从张江到陆家嘴,晚高峰的车流像一条缓缓蠕动的钢铁河流。苏砚坐在出租车后座,看着窗外一点一点暗下来的天色,把手机里陆时衍发来的那些文件照片翻了一遍又一遍。银行流水、备忘录、通话记录,每一页她都看得极慢,像是要把那些文字一笔一划地刻进视网膜里。出租车司机从后视镜里瞥了她一眼,看她脸色不对,识趣地把收音机音量调小了。
十年前欠下的旧账,终于被翻到了最后一页。而帮她翻到这一页的人,是三年前因为导师的阴谋而失去了未婚妻的男人。命运这笔账算得还真是分毫不差。
出租车在陆家嘴金融区的车流里走走停停,每踩一脚刹车都像是在考验她的耐心。苏砚不是一个没耐心的人——在商业谈判中她可以连续磨上十几个小时面不改色,但此刻的每一分钟都让她感觉无比漫长。十年的等待没有磨光她的耐心,最后这一段路反而把她磨得坐立不安。

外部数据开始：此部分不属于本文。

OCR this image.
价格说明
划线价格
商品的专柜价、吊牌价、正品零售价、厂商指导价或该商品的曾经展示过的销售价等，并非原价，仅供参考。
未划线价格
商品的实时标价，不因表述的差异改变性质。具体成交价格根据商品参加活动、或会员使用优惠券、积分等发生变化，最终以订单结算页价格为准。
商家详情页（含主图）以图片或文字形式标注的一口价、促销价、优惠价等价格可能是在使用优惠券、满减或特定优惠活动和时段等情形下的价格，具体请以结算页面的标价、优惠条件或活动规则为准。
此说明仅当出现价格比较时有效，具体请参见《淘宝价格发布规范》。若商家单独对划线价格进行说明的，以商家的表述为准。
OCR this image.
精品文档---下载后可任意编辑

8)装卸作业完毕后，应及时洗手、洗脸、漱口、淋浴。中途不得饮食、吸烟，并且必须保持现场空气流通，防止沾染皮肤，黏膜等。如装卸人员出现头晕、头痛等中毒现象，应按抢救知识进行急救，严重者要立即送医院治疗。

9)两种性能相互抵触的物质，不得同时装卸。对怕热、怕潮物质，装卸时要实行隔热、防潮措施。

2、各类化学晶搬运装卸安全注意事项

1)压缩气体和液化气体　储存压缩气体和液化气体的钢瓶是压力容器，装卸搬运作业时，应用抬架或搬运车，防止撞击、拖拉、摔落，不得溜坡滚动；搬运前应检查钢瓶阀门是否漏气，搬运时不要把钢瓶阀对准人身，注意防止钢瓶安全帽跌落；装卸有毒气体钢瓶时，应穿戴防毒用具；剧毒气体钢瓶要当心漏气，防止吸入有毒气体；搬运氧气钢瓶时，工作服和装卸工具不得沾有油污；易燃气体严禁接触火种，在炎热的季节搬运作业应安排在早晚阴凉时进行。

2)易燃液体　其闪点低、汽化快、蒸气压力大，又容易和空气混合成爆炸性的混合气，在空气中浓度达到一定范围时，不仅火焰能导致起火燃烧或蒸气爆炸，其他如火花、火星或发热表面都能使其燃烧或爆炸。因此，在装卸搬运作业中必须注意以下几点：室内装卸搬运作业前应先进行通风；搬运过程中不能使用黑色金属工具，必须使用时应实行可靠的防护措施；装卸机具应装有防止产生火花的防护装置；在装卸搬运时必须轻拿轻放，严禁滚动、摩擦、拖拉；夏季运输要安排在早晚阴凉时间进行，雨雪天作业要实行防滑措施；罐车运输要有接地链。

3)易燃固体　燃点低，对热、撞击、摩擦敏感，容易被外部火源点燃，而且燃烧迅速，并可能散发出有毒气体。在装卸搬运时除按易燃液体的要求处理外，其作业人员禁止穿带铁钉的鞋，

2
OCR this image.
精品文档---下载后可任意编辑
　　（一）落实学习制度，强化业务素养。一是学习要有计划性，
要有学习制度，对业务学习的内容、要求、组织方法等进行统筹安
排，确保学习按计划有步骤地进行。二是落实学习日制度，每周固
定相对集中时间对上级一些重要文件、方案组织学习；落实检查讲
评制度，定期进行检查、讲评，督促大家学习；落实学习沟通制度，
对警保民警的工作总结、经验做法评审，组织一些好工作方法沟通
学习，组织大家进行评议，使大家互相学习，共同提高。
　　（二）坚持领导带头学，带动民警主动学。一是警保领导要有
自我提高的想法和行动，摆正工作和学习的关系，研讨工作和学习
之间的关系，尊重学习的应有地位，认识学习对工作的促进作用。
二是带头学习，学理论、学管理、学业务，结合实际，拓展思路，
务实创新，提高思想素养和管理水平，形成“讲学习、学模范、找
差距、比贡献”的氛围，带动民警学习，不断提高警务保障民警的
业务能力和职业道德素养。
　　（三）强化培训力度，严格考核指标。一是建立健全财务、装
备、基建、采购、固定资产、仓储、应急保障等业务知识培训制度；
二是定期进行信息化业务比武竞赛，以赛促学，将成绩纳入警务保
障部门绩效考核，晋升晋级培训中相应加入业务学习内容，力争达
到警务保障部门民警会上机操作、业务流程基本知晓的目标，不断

她干脆下了车,穿着高跟鞋沿着世纪大道一路走过去。陆家嘴的晚风裹挟着黄浦江的水腥味和金融区特有的、若有若无的金钱气息,吹在她的脸上,把她额前的碎发吹得有些凌乱。但她不在意,步伐越来越快,鞋跟敲在人行道上发出密集的脆响,像是在敲击着一扇紧闭了十年的大门。
律所的前台已经下班了,大厅里只亮着几盏节能灯,光线昏暗。苏砚推开玻璃门的时候,门口那盆绿萝在空调风里微微晃动,像是在替主人迎接她。

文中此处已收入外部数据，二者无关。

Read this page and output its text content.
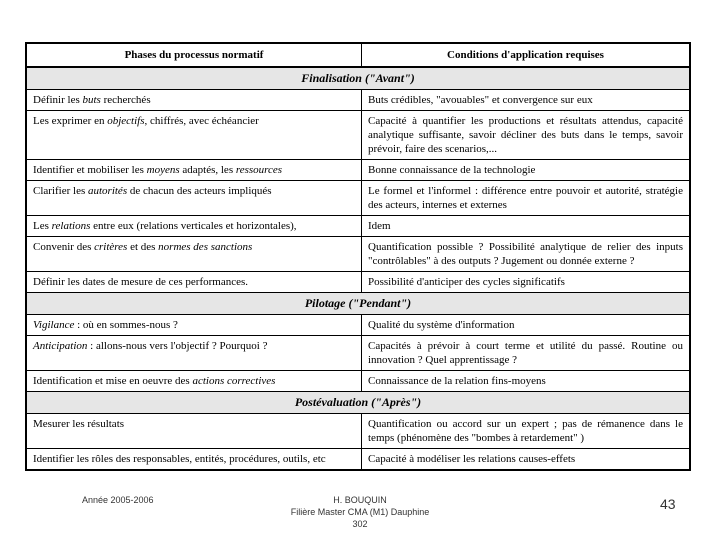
Phases du processus normatif	Conditions d'application requises
Finalisation ("Avant")
Définir les buts recherchés	Buts crédibles, "avouables" et convergence sur eux
Les exprimer en objectifs, chiffrés, avec échéancier	Capacité à quantifier les productions et résultats attendus, capacité analytique suffisante, savoir décliner des buts dans le temps, savoir prévoir, faire des scenarios,...
Identifier et mobiliser les moyens adaptés, les ressources	Bonne connaissance de la technologie
Clarifier les autorités de chacun des acteurs impliqués	Le formel et l'informel : différence entre pouvoir et autorité, stratégie des acteurs, internes et externes
Les relations entre eux (relations verticales et horizontales),	Idem
Convenir des critères et des normes des sanctions	Quantification possible ? Possibilité analytique de relier des inputs "contrôlables" à des outputs ? Jugement ou donnée externe ?
Définir les dates de mesure de ces performances.	Possibilité d'anticiper des cycles significatifs
Pilotage ("Pendant")
Vigilance : où en sommes-nous ?	Qualité du système d'information
Anticipation : allons-nous vers l'objectif ? Pourquoi ?	Capacités à prévoir à court terme et utilité du passé. Routine ou innovation ? Quel apprentissage ?
Identification et mise en oeuvre des actions correctives	Connaissance de la relation fins-moyens
Postévaluation ("Après")
Mesurer les résultats	Quantification ou accord sur un expert ; pas de rémanence dans le temps (phénomène des "bombes à retardement" )
Identifier les rôles des responsables, entités, procédures, outils, etc	Capacité à modéliser les relations causes-effets
Année 2005-2006	H. BOUQUIN
Filière Master CMA (M1) Dauphine
302
43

陆时衍在会议室的门口等她。他换了西装外套,只穿着一件白色衬衫,袖子卷到小臂中段,露出线条分明的前臂。衬衫的领口解开了两颗扣子,领带松松垮垮地挂在脖子上,看起来像是连续工作了十几个小时之后的状态。但他的眼神没有半分疲惫,反而亮得惊人——那种亮不是兴奋,而是一种将所有精力都集中在一个焦点上的专注,像是狙击手扣动扳机前的凝视。
苏砚见过他很多种表情。法庭上的锋芒毕露,谈判桌上的滴水不漏,被她的逻辑逼到死角时一闪而过的意外和欣赏。但她从来没有见过他现在这副表情——平静的表象之下,隐藏着一种随时准备为她挡子弹的警觉。

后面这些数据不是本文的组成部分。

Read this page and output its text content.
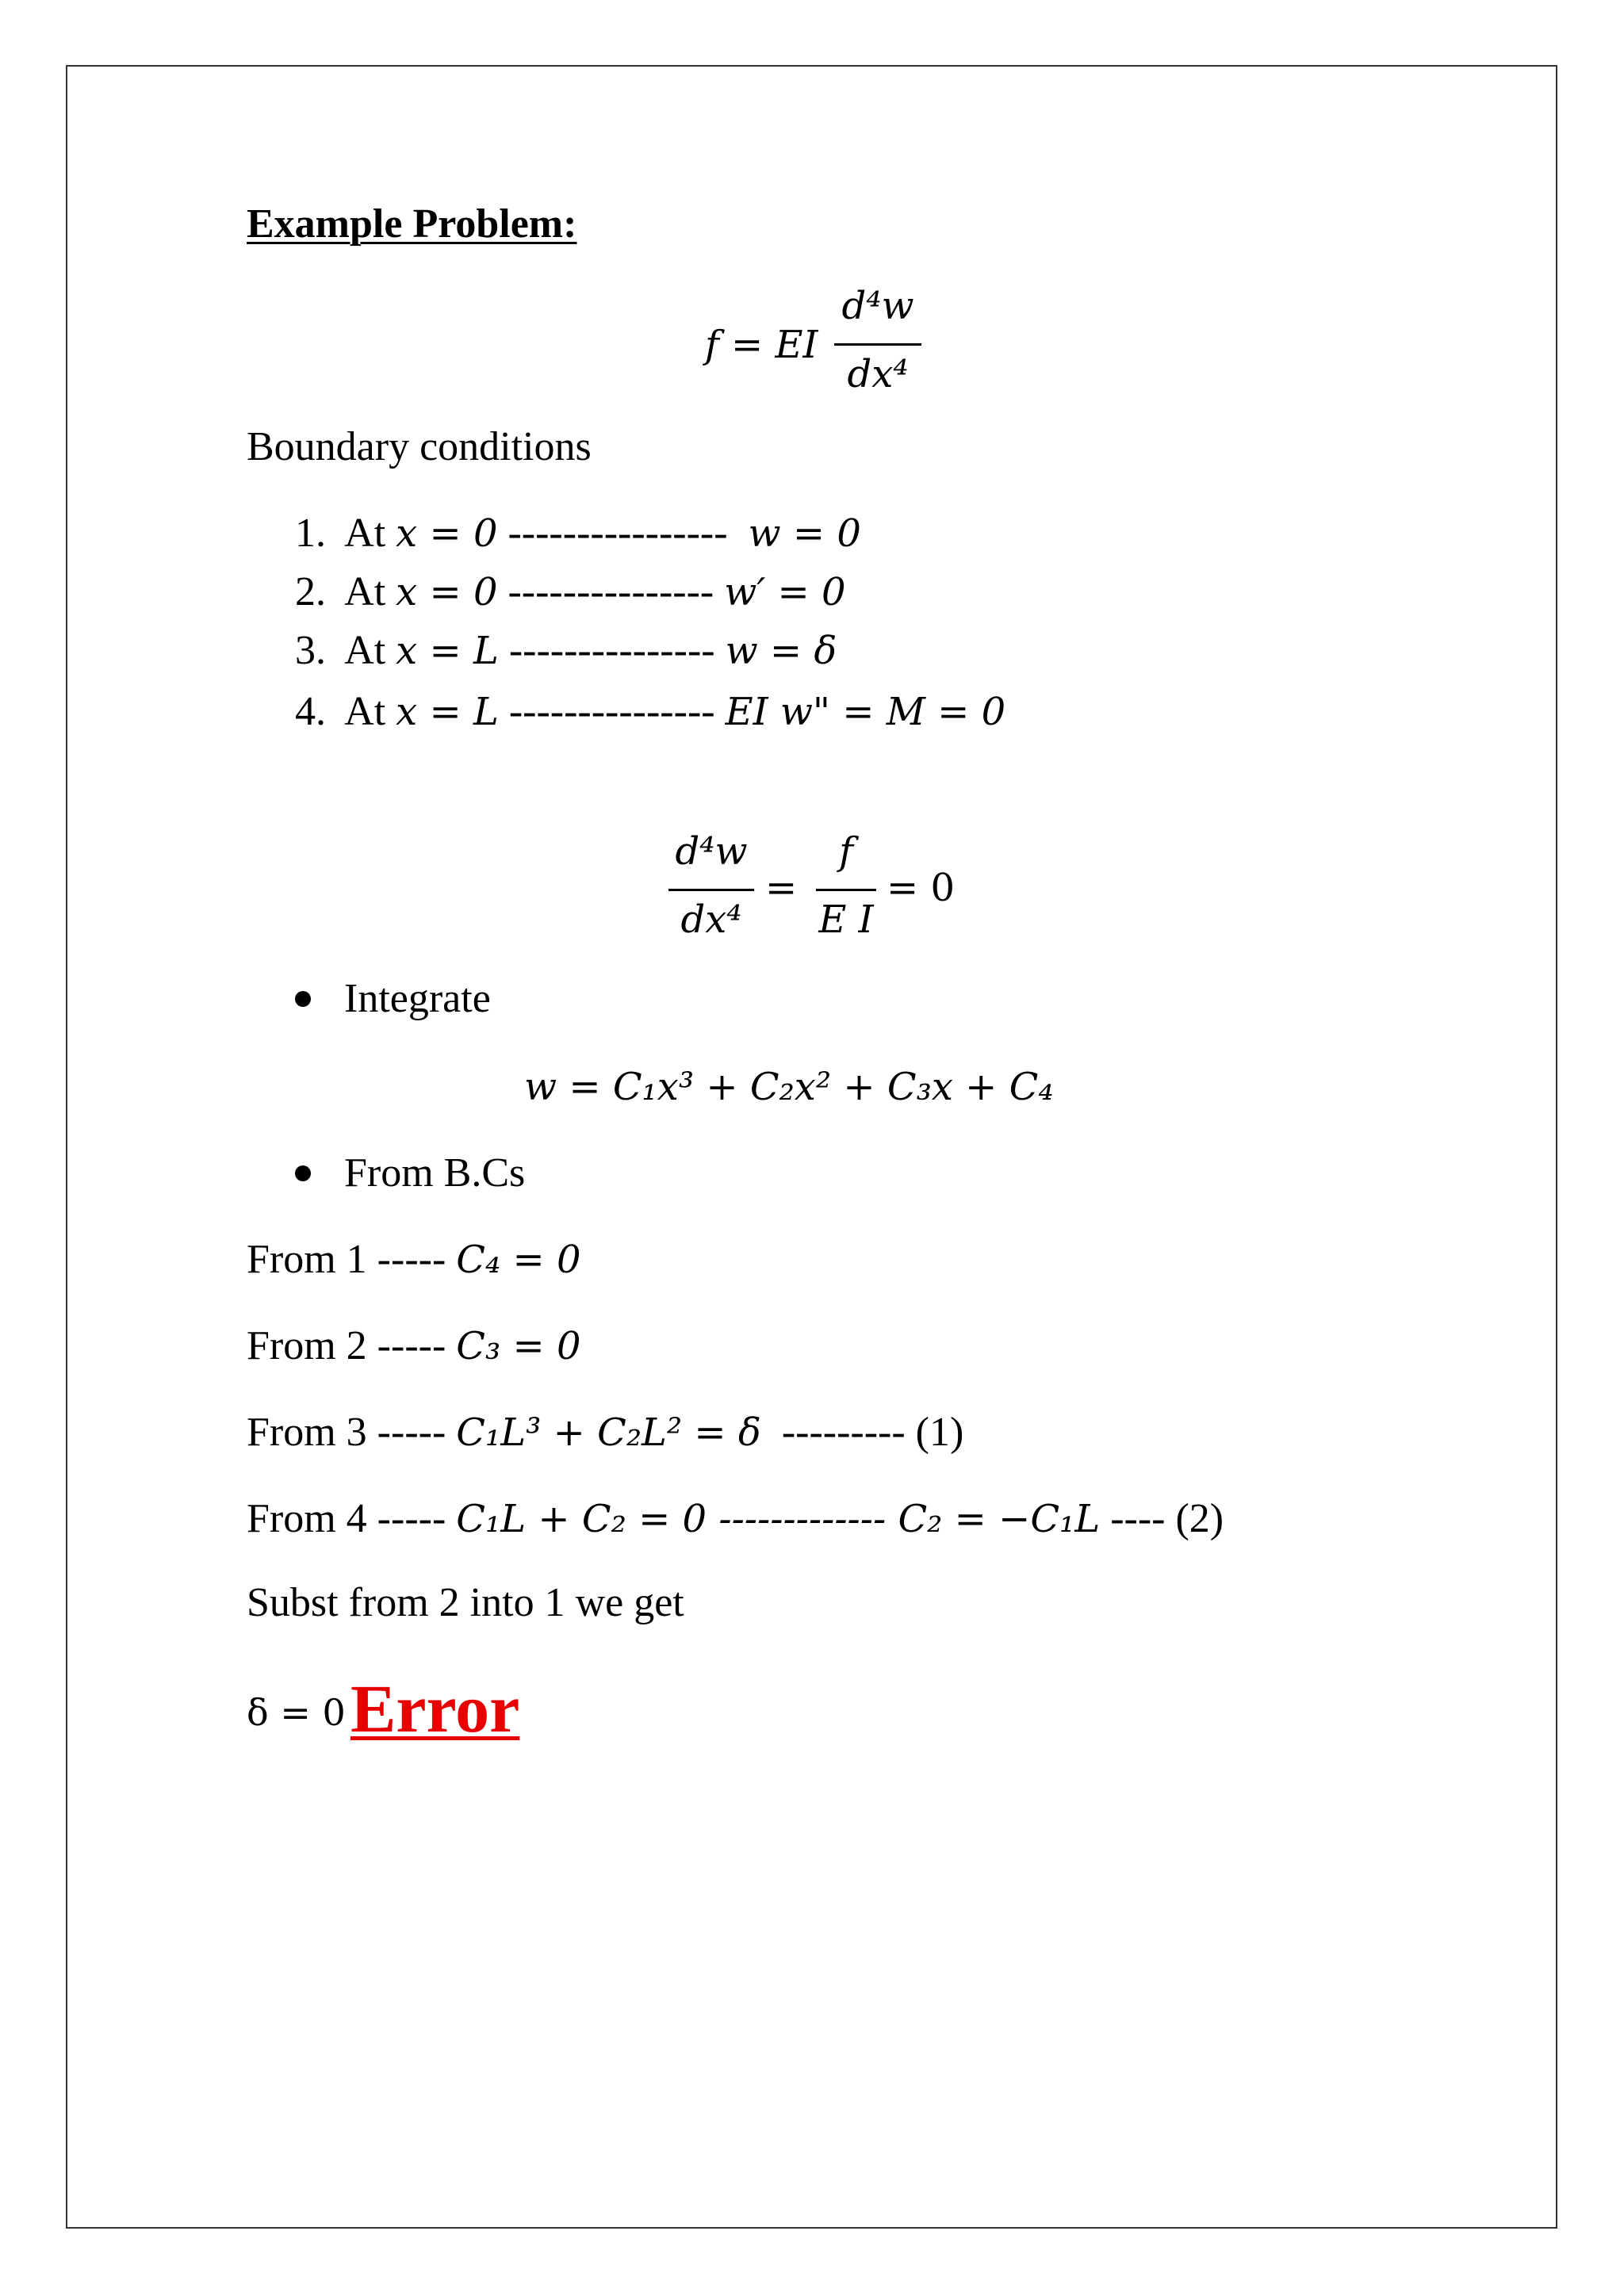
Example Problem:
f = EI
d⁴w
dx⁴
Boundary conditions
1. At x = 0 ---------------- w = 0
2. At x = 0 --------------- w′ = 0
3. At x = L --------------- w = δ
4. At x = L --------------- EI w" = M = 0
d⁴w
dx⁴
=
f
E I
= 0
Integrate
w = C₁x³ + C₂x² + C₃x + C₄
From B.Cs
From 1 ----- C₄ = 0
From 2 ----- C₃ = 0
From 3 ----- C₁L³ + C₂L² = δ --------- (1)
From 4 ----- C₁L + C₂ = 0 ------------- C₂ = −C₁L ---- (2)
Subst from 2 into 1 we get
δ = 0 Error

“东西在桌上。”陆时衍侧身让开了门,“你慢慢看,不着急。附近有家还在营业的粤菜馆,晚饭可以叫外卖。”
苏砚走进去,看到会议桌上整整齐齐地码放着一叠文件,旁边放着一台打开的笔记本电脑。一份一份,按时间顺序排列,每一份都用彩色标签标注了关键信息点。十年前银行流水的复印件旁边,贴着导师手写备忘录的照片放大版,上面用红笔圈出了“不留痕迹”四个字。
她的手指悬在那四个字上方,没有碰到纸张,就那样悬着。良久,她说了一句话。
“他写这四个字的时候,有没有想过,有一个十岁的女孩,等着她爸爸回家吃饭?”
陆时衍没有说话。他只是在苏砚身边坐了下来,把她面前冷掉的咖啡换成了温水,然后安静地等待着。在过去的十年里,她没有向任何人问出过这个问题。现在她问了,他要做的就是让她知道——这次的答案,有人陪她一起去找。